Furthermore, four of the treated tumours failed to grow at all, while all control tumours increased in size. Administration of nanoparticles to three different ovarian cancer mouse models prolonged lifespan by nearly four weeks and suppressed tumour growth more effectively, and with minimal non-specific cytotoxicity, than in mice treated with clinically relevant doses of cisplatin and paclitaxel.

Edward Sausville, M.D., Ph.D., an associate editor of Cancer Research and associate director for clinical research at the Greenebaum Cancer Center at the University of Maryland, said this report illustrates significant progress in targeted therapy.

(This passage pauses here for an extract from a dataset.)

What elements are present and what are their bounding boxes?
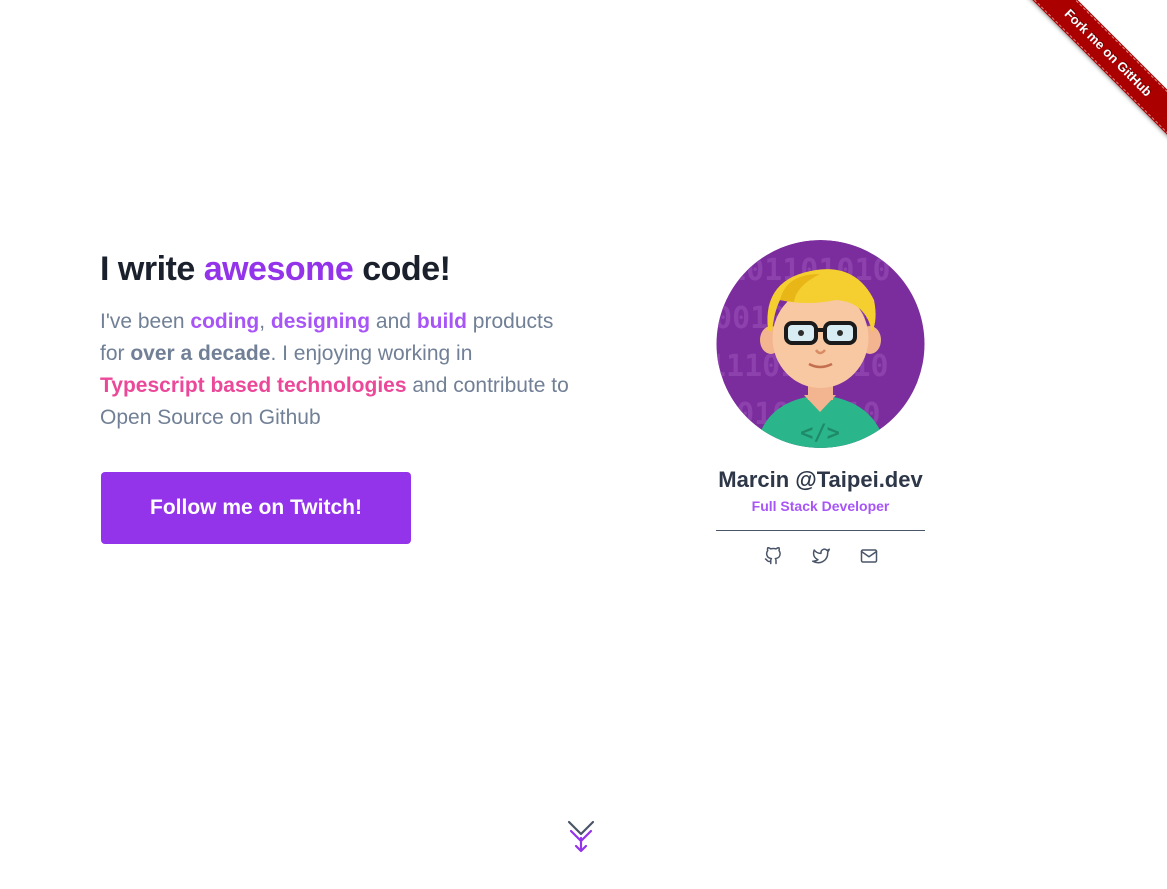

“In oncology we have been studying ways to kill tumours for a long time, but much of this has run up against the real estate principle of location, location, location,” he said. “In other words, an effective therapy is not effective if it cannot get to the target.”

Sausville said a major accomplishment of this research is the multiple ways it can target ovarian cancer cells, as scientists were able to deliver diphtheria toxin genes, using a nanoparticle, to the actual tumour site (peritoneum) with a basis for selective activity in the cancer cells (how the toxin genes were regulated once inside the cells).

“A real plus of a cancer therapy like this is not just the functionality of the nanoparticle construct molecule, but the ability to deliver the toxin to the tumour cells,” said Sausville, who agrees that inception of clinical trials could be just 18 months away.